Uno de los testimonios más relevantes fue el del suboficial de Prefectura Natanael Escobar, quien aseguró que Soria “era de Interpol y que nadie podía pedirle la identificación, ni la jueza (Cristina) Pozzer Penzo, porque él tenía un jefe que estaba por encima de todos”
Según relató Escobar ante el tribunal, cuando intentó identificarlo, “El Americano” le habría dicho que “nadie podía pedirle la identificación, ni la jueza, porque él tenía un jefe que estaba por encima de todos”.
El prefecto también señaló que Soria inicialmente habló en inglés para dificultar la comunicación, pero que cuando llegó una comisión de Prefectura para intervenir en el hotel donde se encontraba el grupo vinculado a la causa, comenzó a hablar español con normalidad.
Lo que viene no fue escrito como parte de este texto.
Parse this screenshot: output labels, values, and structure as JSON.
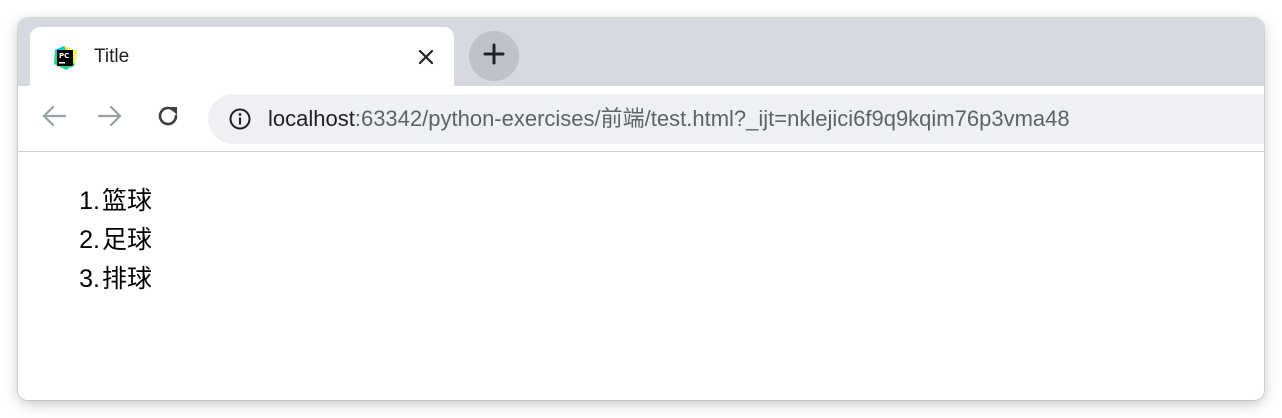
{
  "tab": {
    "title": "Title",
    "favicon": "pycharm-icon"
  },
  "toolbar": {
    "back": "arrow-left-icon",
    "forward": "arrow-right-icon",
    "reload": "reload-icon"
  },
  "address_bar": {
    "host": "localhost",
    "rest": ":63342/python-exercises/前端/test.html?_ijt=nklejici6f9q9kqim76p3vma48",
    "info_icon": "info-icon"
  },
  "page": {
    "list": [
      {
        "number": "1.",
        "text": "篮球"
      },
      {
        "number": "2.",
        "text": "足球"
      },
      {
        "number": "3.",
        "text": "排球"
      }
    ]
  },
  "colors": {
    "tabstrip": "#d6d9e0",
    "omnibox": "#eef0f3",
    "new_tab_button": "#bfc2c9"
  }
}
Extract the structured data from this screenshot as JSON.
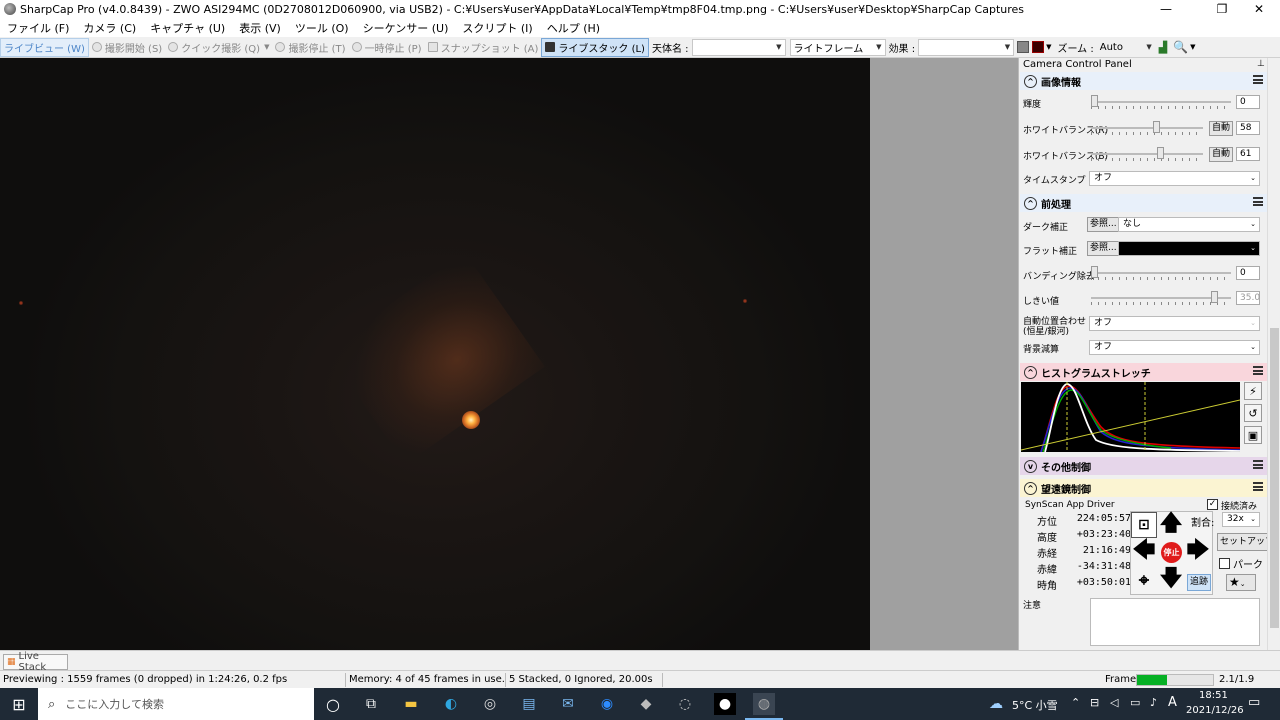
{
  "window": {
    "title": "SharpCap Pro (v4.0.8439) - ZWO ASI294MC (0D2708012D060900, via USB2) - C:¥Users¥user¥AppData¥Local¥Temp¥tmp8F04.tmp.png - C:¥Users¥user¥Desktop¥SharpCap Captures",
    "minimize": "—",
    "maximize": "❐",
    "close": "✕"
  },
  "menu": [
    "ファイル (F)",
    "カメラ (C)",
    "キャプチャ (U)",
    "表示 (V)",
    "ツール (O)",
    "シーケンサー (U)",
    "スクリプト (I)",
    "ヘルプ (H)"
  ],
  "toolbar": {
    "liveview": "ライブビュー (W)",
    "start_capture": "撮影開始 (S)",
    "quick_capture": "クイック撮影 (Q)",
    "stop_capture": "撮影停止 (T)",
    "pause": "一時停止 (P)",
    "snapshot": "スナップショット (A)",
    "live_stack": "ライブスタック (L)",
    "target_label": "天体名 :",
    "target_value": "",
    "frame_type": "ライトフレーム",
    "effect_label": "効果 :",
    "effect_value": "",
    "zoom_label": "ズーム :",
    "zoom_value": "Auto"
  },
  "panel": {
    "title": "Camera Control Panel",
    "image_info": {
      "header": "画像情報",
      "brightness_label": "輝度",
      "brightness_value": "0",
      "brightness_level": 0.0,
      "wb_r_label": "ホワイトバランス(R)",
      "wb_r_auto": "自動",
      "wb_r_value": "58",
      "wb_r_level": 0.58,
      "wb_b_label": "ホワイトバランス(B)",
      "wb_b_auto": "自動",
      "wb_b_value": "61",
      "wb_b_level": 0.61,
      "timestamp_label": "タイムスタンプ",
      "timestamp_value": "オフ"
    },
    "preprocess": {
      "header": "前処理",
      "dark_label": "ダーク補正",
      "dark_browse": "参照...",
      "dark_value": "なし",
      "flat_label": "フラット補正",
      "flat_browse": "参照...",
      "flat_value": "",
      "banding_label": "バンディング除去",
      "banding_value": "0",
      "banding_level": 0.0,
      "threshold_label": "しきい値",
      "threshold_value": "35.0",
      "threshold_level": 0.88,
      "align_label_1": "自動位置合わせ",
      "align_label_2": "(恒星/銀河)",
      "align_value": "オフ",
      "bg_label": "背景減算",
      "bg_value": "オフ"
    },
    "histogram": {
      "header": "ヒストグラムストレッチ"
    },
    "other": {
      "header": "その他制御"
    },
    "telescope": {
      "header": "望遠鏡制御",
      "driver": "SynScan App Driver",
      "connected": "接続済み",
      "rows": [
        {
          "label": "方位",
          "value": "224:05:57"
        },
        {
          "label": "高度",
          "value": "+03:23:40"
        },
        {
          "label": "赤経",
          "value": "21:16:49"
        },
        {
          "label": "赤緯",
          "value": "-34:31:48"
        },
        {
          "label": "時角",
          "value": "+03:50:01"
        }
      ],
      "rate_label": "割合:",
      "rate_value": "32x",
      "setup": "セットアップ",
      "stop": "停止",
      "park": "パーク",
      "track": "追跡",
      "notes_label": "注意"
    }
  },
  "bottom": {
    "live_stack_tab": "Live Stack"
  },
  "status": {
    "preview": "Previewing : 1559 frames (0 dropped) in 1:24:26, 0.2 fps",
    "memory": "Memory: 4 of 45 frames in use.",
    "stacked": "5 Stacked, 0 Ignored, 20.00s",
    "frame_label": "Frame:",
    "frame_ratio": "2.1/1.9",
    "frame_progress": 0.4
  },
  "taskbar": {
    "search_placeholder": "ここに入力して検索",
    "weather": "5°C 小雪",
    "time": "18:51",
    "date": "2021/12/26",
    "ime": "A"
  },
  "colors": {
    "accent": "#4b84c7",
    "histo_header": "#f9d6dc",
    "other_header": "#e6d6ea",
    "telescope_header": "#fbf4d2",
    "stop_red": "#e01b1b"
  }
}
El operativo en el hotel y el supuesto poder de Soria
Escobar cumplía funciones de consigna frente al hotel Despertar del Iberá, donde habían sido trasladadas Macarena Peña, Camila Núñez y algunos de los menores que habían participado del almuerzo previo a la desaparición de Loan.
El agente contó que, al llegar al lugar el 9 de julio de 2024, vió que los ventanales de la planta baja estaban cubiertos con mesas y cortinas. Los primeros movimientos de personas comenzaron a registrarse cerca de las 11.
Según su declaración, varias de las personas presentes aseguraron pertenecer a la Fundación Lucio Dupuy. Escobar sostuvo que la doctora Elizabeth Cutaia y Alan Cañete cuestionaron el procedimiento y le hicieron saber que podían solicitar su relevo porque, según le dijeron, no confiaban en las fuerzas que investigaban la desaparición.
Cuando sus superiores le ordenaron identificar a Soria, el hombre habría exhibido solamente documentación estadounidense y asegurado que era integrante de Interpol. Escobar también afirmó que Soria tenía influencia sobre el acceso de periodistas al hotel y que decidía qué medios podían ingresar para entrevistar a Macarena o Camila.
El relato fue respaldado por otros agentes que participaron del procedimiento. La prefecta Natalia Verón Gómez declaró que Soria les mostró un carnet de conducir de Estados Unidos y afirmó trabajar para Interpol y para una organización vinculada con investigaciones de casos similares.
Por su parte, el prefecto Federico Cabrera contó que Soria salió a recibir a la comisión que llegó al hotel y les preguntó qué iban a hacer. Según su testimonio, les advirtió que no podían ingresar al lugar y se negó a identificarse.
Más tarde, cuando finalmente pudieron ingresar, Soria habría mostrado nuevamente documentación estadounidense y dijo desempeñarse como personal de seguridad de la Fundación Dupuy, aunque posteriormente Elizabeth Cutaia lo habría definido solamente como un “colaborador”.
También lo vincularon con la casa de Laudelina Peña, la tia de Loan
Otro testimonio comprometió aún más a Soria. El cabo primero de la Policía Federal Lucas González, quien estuvo durante más de seis meses a cargo de la custodia de la vivienda de Laudelina Peña, aseguró que durante julio de 2024 las visitas de “El Americano” eran frecuentes.
Según recordó, Soria solía preguntar por Macarena, llevaba alimentos y otros elementos para la vivienda y mantenía conversaciones privadas con ella. En una de sus primeras visitas habría presentado nuevamente su licencia de conducir estadounidense para identificarse y aseguró ser integrante de Interpol y colaborar con la Fundación Dupuy.
Los testimonios se suman a otras declaraciones que complicaron a Soria durante esta semana. Uno de los testigos afirmó que el hombre le habría entregado droga a una persona con problemas de consumo en Goya con el objetivo de obtener información relacionada con Loan. El propio testigo reconoció que buscaba conseguir dinero para comprar cocaína y que no tenía información concreta sobre el niño.
Además, una hermana de ese hombre declaró que Soria intentó ingresar a su vivienda con una supuesta orden de allanamiento falsa y que, en esa oportunidad, se presentó como agente de la DEA.
Mientras avanza el debate, el tribunal deberá determinar qué responsabilidad tuvo Soria y otras personas que llegaron a 9 de Julio después de la desaparición de Loan. La hipótesis que se analiza es si esas intervenciones estuvieron destinadas a desviar, manipular o entorpecer la investigación, especialmente mediante el contacto con testigos y personas cercanas al entorno familiar.
En paralelo, continúan siendo juzgados Laudelina Peña, Bernardino Antonio Benítez, Daniel Oscar Ramírez, Mónica del Carmen Millapi, Carlos Guido Pérez, María Victoria Caillava y Walter Adrián Maciel por la sustracción de Loan.